Com o mesmo intuito, poupar o bolso dos cooperados, a Fincoop firmou parcerias com sete bancos. Semelhante ao esquema adotado na área de seguros, o arranjo vem proporcionando bons resultados para o público atendido pela cooperativa. E tende a ganhar novos “fornecedores” de funding (fonte de financiamento), pois interessados não faltam. “Como temos o histórico dos cooperados, negociamos, em seu nome, condições de crédito mais vantajosas com os bancos”, diz o executivo. “A iniciativa garantiu reduções de 15% a 20% nos spreads antes pagos pelos produtores, sem o nosso apoio.”
Syde mira novos acordos com bancos e fintechs
Criada no primeiro semestre de 2023 pela Syngenta, a Syde opera de forma praticamente idêntica à da Fincoop na seara de crédito. Para proporcionar financiamentos mais em conta, ágeis e com menores exigências de garantias aos produtores cadastrados no aplicativo da casa – todos, claro, consumidores de produtos da Syngenta e devidamente recomendados por revendedores da marca –, a fintech estabeleceu acordos com sete instituições (casos de AL5, BTG Pactual, Itaú e de duas agtechs, Culttivo e Farm Tech). Com elas, faz, por assim dizer, o meio de campo: encaminha as demandas e apresenta as propostas recebidas a seguir aos agricultores.
“Se o produtor rural se interessa por esta ou aquela oferta, promovemos uma reunião com o parceiro escolhido”, diz Fabio Neufeld, diretor de soluções financeiras da Syngenta. “Além de melhores taxas e prazos, essa prática livra os agricultores das chamadas ‘reciprocidades’, como a contratação de seguros indesejados, frequentemente ‘empurradas’ por bancos para tomadores.”
Dinheiro não falta: os sete parceiros Syde contam com cerca de R$ 1 bilhão para financiar o campo.
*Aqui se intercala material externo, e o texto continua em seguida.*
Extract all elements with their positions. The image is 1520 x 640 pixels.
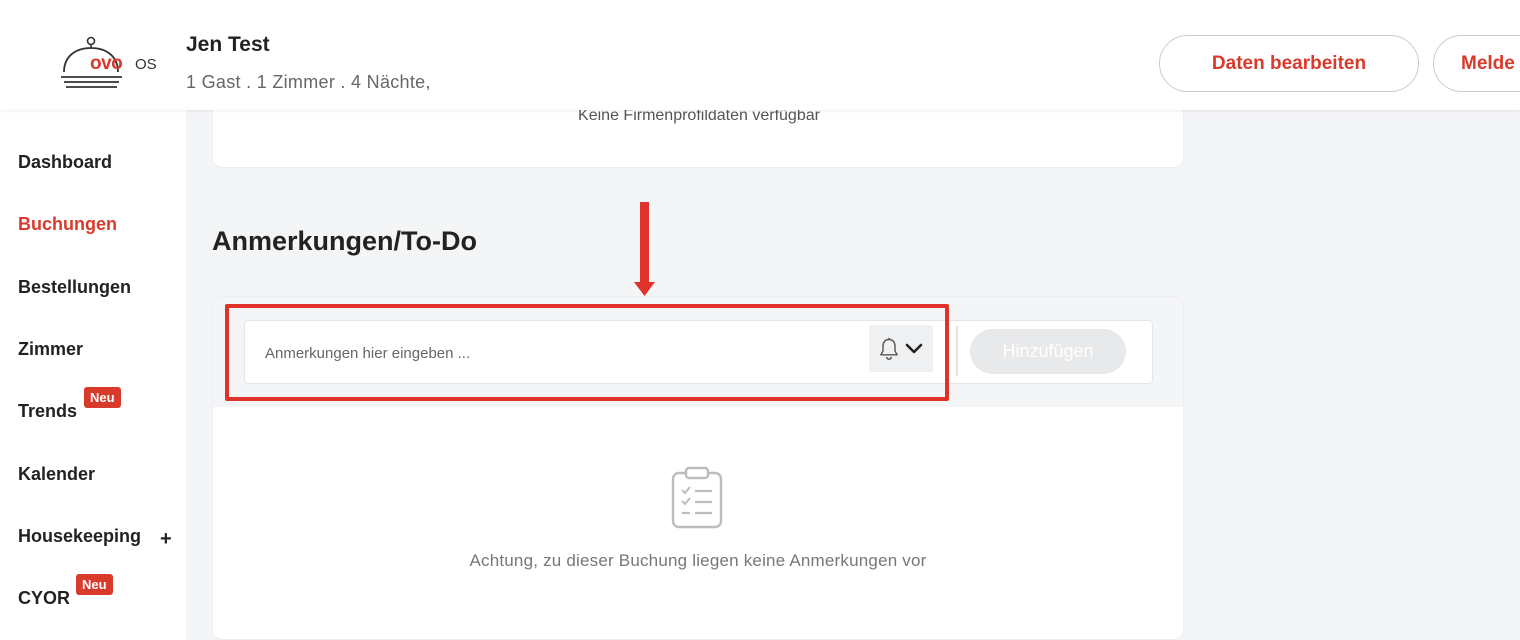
sidebar-item-trends[interactable]: Trends bbox=[18, 401, 77, 422]
notes-empty-state-text: Achtung, zu dieser Buchung liegen keine … bbox=[469, 551, 927, 570]
reminder-dropdown[interactable] bbox=[869, 325, 933, 372]
guest-name: Jen Test bbox=[186, 33, 270, 56]
clipboard-list-icon bbox=[671, 466, 723, 529]
arrow-down-icon bbox=[634, 202, 655, 296]
logo-suffix: OS bbox=[135, 56, 157, 73]
bell-icon bbox=[880, 337, 898, 360]
report-button[interactable]: Melde bbox=[1433, 35, 1520, 92]
sidebar-item-dashboard[interactable]: Dashboard bbox=[18, 152, 112, 173]
sidebar bbox=[0, 110, 186, 640]
new-badge: Neu bbox=[84, 387, 121, 408]
edit-details-button[interactable]: Daten bearbeiten bbox=[1159, 35, 1419, 92]
add-note-button[interactable]: Hinzufügen bbox=[970, 329, 1126, 374]
app-logo[interactable]: ovo OS bbox=[60, 36, 160, 92]
top-header: ovo OS Jen Test 1 Gast . 1 Zimmer . 4 Nä… bbox=[0, 0, 1520, 110]
page: ovo OS Jen Test 1 Gast . 1 Zimmer . 4 Nä… bbox=[0, 0, 1520, 640]
input-divider bbox=[956, 326, 958, 376]
chevron-down-icon bbox=[905, 343, 923, 353]
sidebar-item-housekeeping[interactable]: Housekeeping bbox=[18, 526, 141, 547]
sidebar-item-zimmer[interactable]: Zimmer bbox=[18, 339, 83, 360]
note-input[interactable] bbox=[265, 338, 855, 368]
sidebar-item-buchungen[interactable]: Buchungen bbox=[18, 214, 117, 235]
new-badge: Neu bbox=[76, 574, 113, 595]
logo-wordmark: ovo bbox=[90, 53, 123, 74]
booking-summary: 1 Gast . 1 Zimmer . 4 Nächte, bbox=[186, 72, 431, 92]
sidebar-item-cyor[interactable]: CYOR bbox=[18, 588, 70, 609]
expand-plus-icon[interactable]: + bbox=[160, 528, 172, 551]
sidebar-item-bestellungen[interactable]: Bestellungen bbox=[18, 277, 131, 298]
notes-section-title: Anmerkungen/To-Do bbox=[212, 226, 477, 256]
sidebar-item-kalender[interactable]: Kalender bbox=[18, 464, 95, 485]
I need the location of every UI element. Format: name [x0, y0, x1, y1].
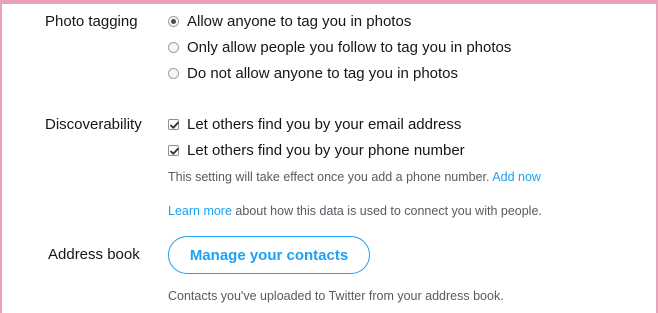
radio-do-not-allow[interactable]: Do not allow anyone to tag you in photos — [168, 65, 458, 82]
radio-label: Allow anyone to tag you in photos — [187, 13, 412, 30]
checkmark-icon — [170, 121, 179, 129]
radio-label: Do not allow anyone to tag you in photos — [187, 65, 459, 82]
checkbox-find-by-email[interactable]: Let others find you by your email addres… — [168, 116, 461, 133]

A demanda acumulada até o momento, no entanto, ficou abaixo do esperado, somando cerca de US$ 90 milhões. Isso provocou, inclusive, alterações no plano de voo da fintech. “Desativamos a conta digital do nosso aplicativo. Quando o volume de negócios justificar, poderemos retomá-la e oferecer ainda outros serviços e produtos financeiros”, diz Fábio.
Entraves
São dois, na avaliação do executivo, os principais entraves para a decolagem das operações de crédito. De um lado, há o despreparo e até mesmo a desconfiança de muitos produtores rurais, que relutam ou nem conseguem prestar informações financeiras de bom padrão. Na outra ponta, várias instituições financeiras não compreendem os ciclos e a as características do agronegócio.
“Quem é do ramo sabe, por exemplo, que problemas logísticos costumam provocar atrasos nos pagamentos de financiamentos e leva isso em conta”, diz Fábio. Ele cita já tomar providências para mudar esse quadro. “Pretendemos fechar acordos com pelo menos três novos parceiros financeiros até o fim do ano. Fintechs e bancos com expertise na área rural terão preferência.”
“Fabricante” em série de bancos digitais e fintechs para os mais variados ramos, a Diletta Solutions, de Campinas (SP), ainda aguarda por encomendas em maior escala dos negócios do campo. Até o momento, a empresa só contabiliza duas experiências no ramo: o desenvolvimento de um banco digital para uma cooperativa de café, que depois foi desativado, e a participação na montagem da FictorPay. “O agronegócio é moderno e eficiente na área de produção, mas ainda tem muito a evoluir em gestão e finanças”, diz o sócio e diretor comercial Maurício Miguel.
A avaliação, contudo, está longe de representar qualquer menosprezo. Com indicadores econômicos em alta nos planos interno e externo e uma carência histórica e elevada de linhas de financiamento, os produtores rurais seguem presentes no radar da Diletta. “Das cerca de 3 mil empresas que devemos contatar neste ano, cerca de 120 são do agronegócio”, diz Maurício.